I'm looking at deploying Kubernetes on top of a CoreOS cluster, but I think I've run into a deal breaker of sorts.

If I'm using just CoreOS and fleet, I can specify within the unit files that I want certain services to not run on the same physical machine as other services (anti-affinity). This is sort of essential for high availability. But it doesn't look like kubernetes has this functionality yet.

In my specific use-case, I'm going to need to run a few clusters of elasticsearch machines that need to always be available. If, for any reason, kubernetes decides to schedule all of my elasticsearch node containers for a given ES cluster on a single machine, (or even the majority on a single machine), and that machine dies, then my elasticsearch cluster will die with it. That can't be allowed to happen.

It seems like there could be work-arounds. I could set up the resource requirements and machine specs such that only one elasticsearch instance could fit on each machine. Or I could probably use labels in some way to specify that certain elasticsearch containers should go on certain machines. I could also just provision way more machines than necessary, and way more ES nodes than necessary, and assume kubernetes will spread them out enough to be reasonably certain of high availability.

But all of that seems awkward. It's much more elegant from a resource-management standpoint to just specify required hardware and anti-affinity, and let the scheduler optimize from there.
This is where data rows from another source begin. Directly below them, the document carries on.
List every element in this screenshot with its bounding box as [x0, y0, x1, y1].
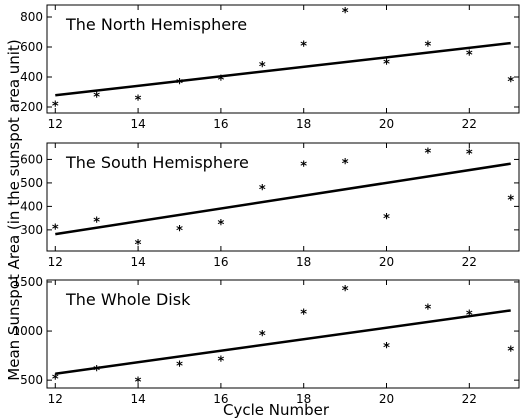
x-tick-label: 18: [296, 255, 311, 269]
chart-panel-1: 12 14 16 18 20 22 200 400 600 800 * * * * * * * * * * * * The …: [20, 4, 520, 131]
x-tick-label: 16: [213, 392, 228, 406]
data-point: *: [176, 359, 183, 374]
x-tick-label: 16: [213, 255, 228, 269]
data-point: *: [217, 218, 224, 233]
data-point: *: [300, 159, 307, 174]
y-tick-label: 600: [20, 152, 43, 166]
x-tick-label: 22: [462, 392, 477, 406]
x-tick-label: 20: [379, 255, 394, 269]
x-tick-label: 12: [48, 392, 63, 406]
plot-frame: [46, 142, 520, 252]
data-point: *: [176, 224, 183, 239]
data-point: *: [93, 91, 100, 106]
plot-frame: [46, 4, 520, 114]
y-tick-label: 1000: [12, 324, 43, 338]
data-point: *: [342, 157, 349, 172]
data-point: *: [176, 77, 183, 92]
chart-panel-2: 12 14 16 18 20 22 300 400 500 600 * * * * * * * * * * * * The …: [20, 142, 520, 269]
data-point: *: [135, 376, 142, 391]
x-tick-label: 14: [130, 255, 145, 269]
data-point: *: [466, 308, 473, 323]
fit-line: [55, 162, 511, 236]
data-point: *: [507, 193, 514, 208]
data-point: *: [259, 183, 266, 198]
y-tick-label: 800: [20, 10, 43, 24]
x-tick-label: 18: [296, 392, 311, 406]
plot-frame: [46, 279, 520, 389]
y-tick-label: 400: [20, 70, 43, 84]
data-point: *: [93, 216, 100, 231]
x-tick-label: 12: [48, 255, 63, 269]
x-tick-label: 16: [213, 117, 228, 131]
y-tick-label: 500: [20, 176, 43, 190]
data-point: *: [52, 223, 59, 238]
x-tick-label: 22: [462, 255, 477, 269]
data-point: *: [259, 329, 266, 344]
x-tick-label: 18: [296, 117, 311, 131]
data-point: *: [425, 40, 432, 55]
panel-title: The North Hemisphere: [65, 15, 247, 34]
y-tick-label: 400: [20, 199, 43, 213]
data-point: *: [300, 40, 307, 55]
data-point: *: [342, 284, 349, 299]
data-point: *: [466, 148, 473, 163]
x-tick-label: 12: [48, 117, 63, 131]
y-tick-label: 1500: [12, 275, 43, 289]
y-axis-label: Mean Sunspot Area (in the sunspot area u…: [5, 39, 23, 380]
fit-line: [55, 41, 511, 97]
data-point: *: [383, 58, 390, 73]
data-point: *: [342, 6, 349, 21]
x-tick-label: 20: [379, 117, 394, 131]
x-tick-label: 20: [379, 392, 394, 406]
x-axis-label: Cycle Number: [223, 401, 330, 419]
chart-panel-3: 12 14 16 18 20 22 500 1000 1500 * * * * * * * * * * * * The W…: [12, 275, 520, 406]
data-point: *: [300, 307, 307, 322]
x-tick-label: 14: [130, 392, 145, 406]
data-point: *: [135, 94, 142, 109]
data-point: *: [135, 238, 142, 253]
data-point: *: [425, 302, 432, 317]
data-point: *: [52, 373, 59, 388]
data-point: *: [466, 49, 473, 64]
x-tick-label: 22: [462, 117, 477, 131]
y-tick-label: 500: [20, 373, 43, 387]
data-point: *: [217, 355, 224, 370]
data-point: *: [93, 364, 100, 379]
data-point: *: [217, 73, 224, 88]
data-point: *: [259, 60, 266, 75]
panel-title: The South Hemisphere: [65, 153, 249, 172]
y-tick-label: 600: [20, 40, 43, 54]
fit-line: [55, 309, 511, 376]
y-tick-label: 300: [20, 223, 43, 237]
data-point: *: [425, 146, 432, 161]
data-point: *: [383, 341, 390, 356]
data-point: *: [507, 75, 514, 90]
y-tick-label: 200: [20, 100, 43, 114]
data-point: *: [383, 212, 390, 227]
panel-title: The Whole Disk: [65, 290, 191, 309]
data-point: *: [52, 100, 59, 115]
x-tick-label: 14: [130, 117, 145, 131]
data-point: *: [507, 345, 514, 360]
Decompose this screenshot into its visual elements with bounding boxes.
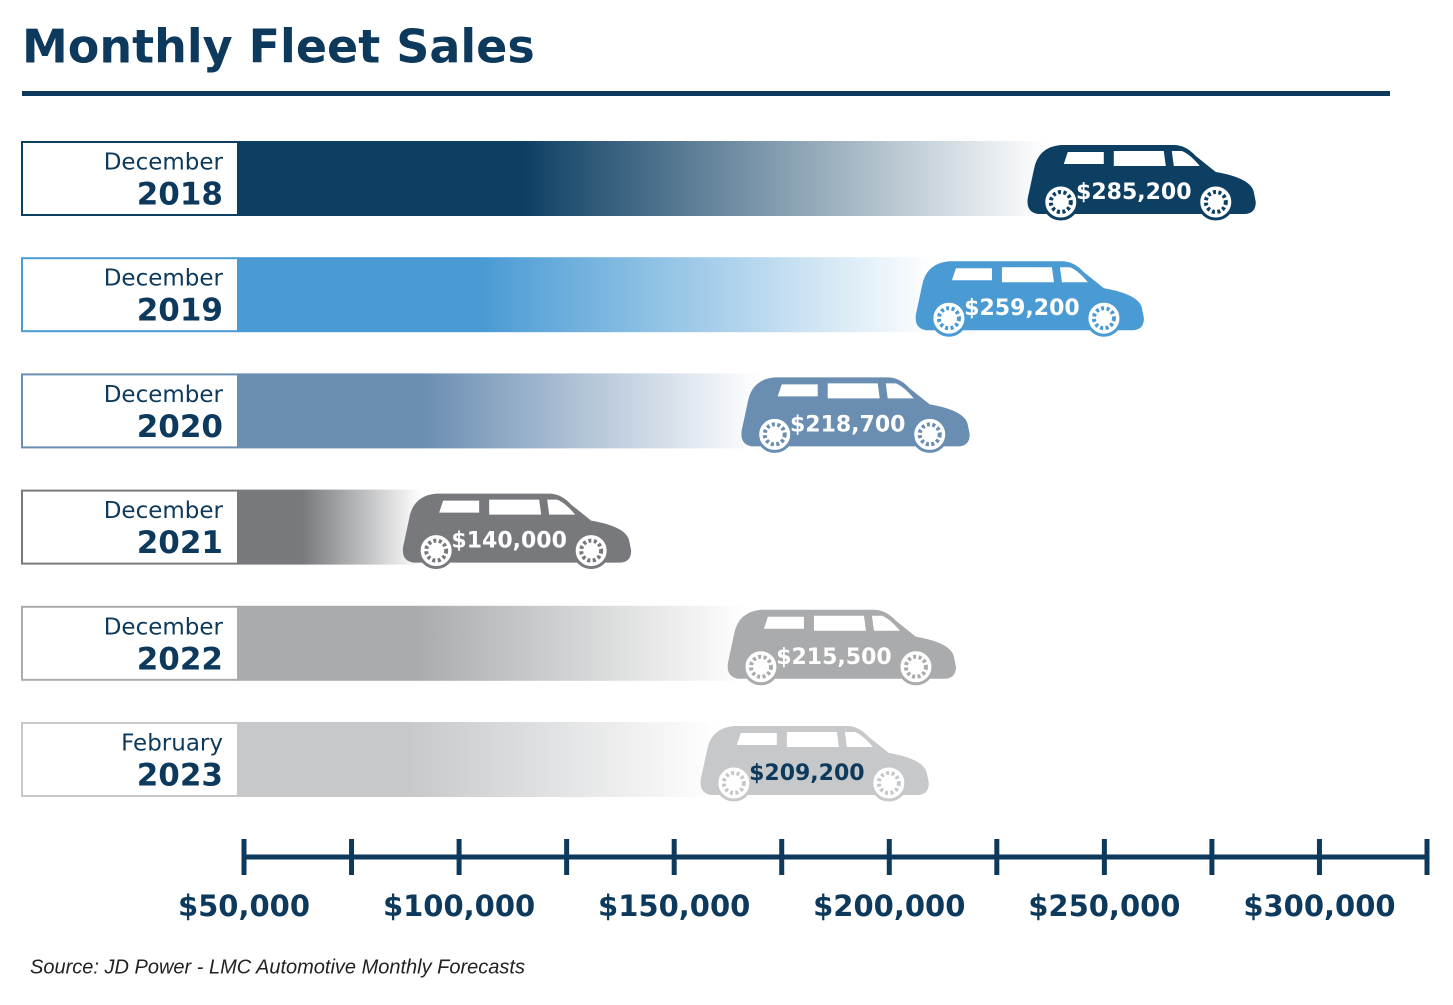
value-label: $140,000	[451, 529, 567, 554]
car-wheel	[870, 764, 908, 802]
car-window	[763, 616, 804, 629]
car-wheel	[742, 648, 780, 686]
car-window	[885, 383, 914, 399]
x-tick-label: $50,000	[178, 889, 310, 923]
car-hub	[748, 654, 773, 679]
chart-title: Monthly Fleet Sales	[22, 20, 535, 74]
car-marker	[915, 261, 1144, 337]
car-wheel	[572, 532, 610, 570]
car-hub	[721, 771, 746, 795]
car-window	[786, 732, 839, 747]
value-label: $285,200	[1076, 180, 1192, 205]
source-note: Source: JD Power - LMC Automotive Monthl…	[30, 956, 525, 978]
car-window	[777, 384, 818, 397]
car-hub	[936, 306, 961, 331]
category-year: 2022	[137, 641, 223, 677]
bar	[238, 373, 780, 449]
category-month: December	[104, 150, 224, 176]
car-wheel	[1197, 183, 1235, 221]
category-box	[21, 722, 239, 797]
bar	[238, 722, 739, 797]
car-wheel	[756, 415, 794, 453]
category-year: 2020	[137, 409, 223, 445]
car-marker	[741, 377, 970, 453]
car-window	[1113, 151, 1166, 166]
car-marker	[727, 609, 956, 686]
car-wheel	[930, 299, 968, 337]
car-hub	[1203, 190, 1228, 214]
car-wheel	[1085, 299, 1123, 337]
value-label: $209,200	[749, 761, 865, 786]
car-window	[439, 500, 480, 513]
category-box	[21, 373, 239, 449]
category-month: December	[104, 266, 224, 292]
category-box	[21, 605, 239, 681]
car-window	[489, 499, 542, 515]
category-box	[21, 141, 239, 216]
category-year: 2023	[137, 758, 223, 794]
car-window	[951, 268, 992, 281]
car-hub	[1091, 306, 1116, 331]
car-window	[871, 615, 900, 631]
car-wheel	[897, 648, 935, 686]
car-window	[813, 615, 866, 631]
category-year: 2018	[137, 177, 223, 213]
car-window	[1001, 267, 1054, 283]
value-label: $259,200	[964, 296, 1080, 321]
category-box	[21, 257, 239, 333]
x-tick-label: $150,000	[598, 889, 750, 923]
car-marker	[700, 726, 929, 802]
bar	[238, 605, 766, 681]
car-hub	[424, 538, 449, 563]
car-window	[736, 733, 777, 745]
x-tick-label: $250,000	[1028, 889, 1180, 923]
car-hub	[1048, 190, 1073, 214]
car-wheel	[715, 764, 753, 802]
car-hub	[876, 771, 901, 795]
car-wheel	[1042, 183, 1080, 221]
car-window	[1059, 267, 1088, 283]
category-month: December	[104, 498, 224, 524]
car-hub	[903, 654, 928, 679]
car-window	[844, 732, 873, 747]
car-window	[827, 383, 880, 399]
car-window	[1063, 152, 1104, 164]
car-window	[1171, 151, 1200, 166]
car-hub	[917, 422, 942, 447]
x-tick-label: $200,000	[813, 889, 965, 923]
category-month: December	[104, 614, 224, 640]
car-wheel	[417, 532, 455, 570]
car-hub	[762, 422, 787, 447]
value-label: $215,500	[776, 645, 892, 670]
car-marker	[402, 493, 632, 570]
category-year: 2021	[137, 525, 223, 561]
car-wheel	[911, 415, 949, 453]
x-tick-label: $100,000	[383, 889, 535, 923]
car-hub	[579, 538, 604, 563]
value-label: $218,700	[790, 412, 906, 437]
title-rule	[22, 91, 1390, 96]
category-month: February	[121, 731, 223, 757]
category-month: December	[104, 382, 224, 408]
category-box	[21, 489, 239, 565]
category-year: 2019	[137, 293, 223, 329]
car-window	[547, 499, 576, 515]
x-tick-label: $300,000	[1243, 889, 1395, 923]
car-marker	[1027, 145, 1256, 221]
bar	[238, 257, 954, 333]
bar	[238, 141, 1066, 216]
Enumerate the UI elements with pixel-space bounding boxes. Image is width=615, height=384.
So does Kubernetes support anti-affinity in some way I couldn't find? Or does anyone know if it will any time soon?

Or should I be thinking about this another way? Do I have to write my own scheduler?

Solution

Looks like there are a few ways that kubernetes decides how to spread containers, and these are in active development.
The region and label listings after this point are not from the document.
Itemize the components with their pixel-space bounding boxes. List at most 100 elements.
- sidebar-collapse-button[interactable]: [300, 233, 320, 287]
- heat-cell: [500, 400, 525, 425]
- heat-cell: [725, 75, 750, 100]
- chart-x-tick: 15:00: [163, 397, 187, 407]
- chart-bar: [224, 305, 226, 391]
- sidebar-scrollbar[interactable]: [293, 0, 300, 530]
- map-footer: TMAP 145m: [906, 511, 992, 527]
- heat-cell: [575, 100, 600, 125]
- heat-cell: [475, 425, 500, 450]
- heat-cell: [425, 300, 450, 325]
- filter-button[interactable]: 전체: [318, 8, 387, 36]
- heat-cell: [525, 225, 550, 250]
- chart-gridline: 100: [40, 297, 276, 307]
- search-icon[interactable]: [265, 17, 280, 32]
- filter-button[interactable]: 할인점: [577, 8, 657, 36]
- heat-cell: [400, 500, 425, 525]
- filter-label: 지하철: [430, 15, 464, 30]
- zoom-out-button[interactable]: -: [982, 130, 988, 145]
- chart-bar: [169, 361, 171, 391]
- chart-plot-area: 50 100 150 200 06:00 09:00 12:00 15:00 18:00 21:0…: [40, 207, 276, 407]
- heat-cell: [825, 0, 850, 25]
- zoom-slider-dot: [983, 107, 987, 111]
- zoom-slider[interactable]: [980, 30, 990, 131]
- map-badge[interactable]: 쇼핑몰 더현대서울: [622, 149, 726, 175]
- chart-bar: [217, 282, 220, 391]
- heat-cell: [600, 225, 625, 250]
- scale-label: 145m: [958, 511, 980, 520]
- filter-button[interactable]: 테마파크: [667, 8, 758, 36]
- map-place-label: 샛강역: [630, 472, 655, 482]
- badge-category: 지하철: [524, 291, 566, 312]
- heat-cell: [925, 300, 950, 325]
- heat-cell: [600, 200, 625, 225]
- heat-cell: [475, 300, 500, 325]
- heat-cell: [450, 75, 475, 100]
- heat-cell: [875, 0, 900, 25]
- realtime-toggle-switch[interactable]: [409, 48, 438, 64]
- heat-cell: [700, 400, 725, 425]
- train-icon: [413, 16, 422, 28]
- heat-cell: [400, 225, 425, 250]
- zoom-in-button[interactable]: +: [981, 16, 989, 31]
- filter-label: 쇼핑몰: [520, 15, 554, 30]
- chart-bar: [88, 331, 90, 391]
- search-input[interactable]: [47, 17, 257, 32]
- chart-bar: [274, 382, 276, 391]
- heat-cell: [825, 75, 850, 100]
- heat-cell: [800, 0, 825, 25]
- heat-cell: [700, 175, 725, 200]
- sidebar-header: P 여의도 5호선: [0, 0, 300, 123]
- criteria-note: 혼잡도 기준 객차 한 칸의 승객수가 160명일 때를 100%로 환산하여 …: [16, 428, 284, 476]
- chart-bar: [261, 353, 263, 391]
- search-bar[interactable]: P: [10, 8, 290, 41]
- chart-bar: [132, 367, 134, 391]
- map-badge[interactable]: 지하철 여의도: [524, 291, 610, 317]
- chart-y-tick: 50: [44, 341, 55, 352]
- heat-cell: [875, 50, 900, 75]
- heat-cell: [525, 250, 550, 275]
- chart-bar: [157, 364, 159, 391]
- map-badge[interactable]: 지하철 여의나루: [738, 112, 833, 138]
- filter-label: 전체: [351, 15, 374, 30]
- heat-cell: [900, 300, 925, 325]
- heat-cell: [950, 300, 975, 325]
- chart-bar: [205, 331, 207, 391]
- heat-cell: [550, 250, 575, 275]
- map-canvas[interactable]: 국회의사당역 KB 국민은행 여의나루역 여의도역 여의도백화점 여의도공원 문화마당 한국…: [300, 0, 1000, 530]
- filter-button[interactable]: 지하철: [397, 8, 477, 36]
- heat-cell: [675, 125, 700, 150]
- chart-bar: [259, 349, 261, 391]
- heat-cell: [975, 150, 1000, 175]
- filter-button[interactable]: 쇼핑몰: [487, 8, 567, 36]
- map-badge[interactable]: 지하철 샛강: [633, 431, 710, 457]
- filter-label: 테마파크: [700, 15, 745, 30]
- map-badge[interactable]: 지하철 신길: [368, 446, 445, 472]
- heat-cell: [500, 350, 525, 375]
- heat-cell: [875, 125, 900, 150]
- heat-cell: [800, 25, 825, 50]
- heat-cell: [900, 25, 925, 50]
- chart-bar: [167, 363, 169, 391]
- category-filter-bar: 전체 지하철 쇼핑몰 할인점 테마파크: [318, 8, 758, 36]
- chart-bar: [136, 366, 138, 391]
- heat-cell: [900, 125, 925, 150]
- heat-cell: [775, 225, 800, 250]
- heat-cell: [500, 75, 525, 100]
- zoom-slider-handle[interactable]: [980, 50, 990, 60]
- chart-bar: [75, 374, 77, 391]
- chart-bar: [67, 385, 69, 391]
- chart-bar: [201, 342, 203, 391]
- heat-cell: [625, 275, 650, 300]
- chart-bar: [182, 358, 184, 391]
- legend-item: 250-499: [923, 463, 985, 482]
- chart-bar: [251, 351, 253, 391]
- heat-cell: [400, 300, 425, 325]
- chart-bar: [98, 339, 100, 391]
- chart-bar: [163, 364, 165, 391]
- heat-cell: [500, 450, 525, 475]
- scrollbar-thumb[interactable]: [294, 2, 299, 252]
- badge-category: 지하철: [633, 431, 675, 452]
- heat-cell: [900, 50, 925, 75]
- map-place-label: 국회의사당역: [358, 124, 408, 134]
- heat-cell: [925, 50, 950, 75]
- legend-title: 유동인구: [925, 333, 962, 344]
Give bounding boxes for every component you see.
Firstly, of course there have to be the necessary resources on any machine for the scheduler to consider bringing up a pod there.

After that, kubernetes spreads pods by replication controller, attempting to keep the different instances created by a given replication controller on different nodes.

It seems like there was recently implemented a method of scheduling that considers services and various other parameters. https://github.com/GoogleCloudPlatform/kubernetes/pull/2906 Though I'm not completely clear on exactly how to use it. Perhaps in coordination with this scheduler config? https://github.com/GoogleCloudPlatform/kubernetes/pull/4674

Probably the most interesting issue to me is that none of these scheduling priorities are considered during scale-down, only scale-up. https://github.com/GoogleCloudPlatform/kubernetes/issues/4301 That's a bit of big deal, it seems like over time you could weird distributions of pods because they stay whereever they are originally placed.

Overall, I think the answer to my question at the moment is that this is an area of kubernetes that is in flux (as to be expected with pre-v1). However, it looks like much of what I need will be done automatically with sufficient nodes, and proper use of replication controllers and services.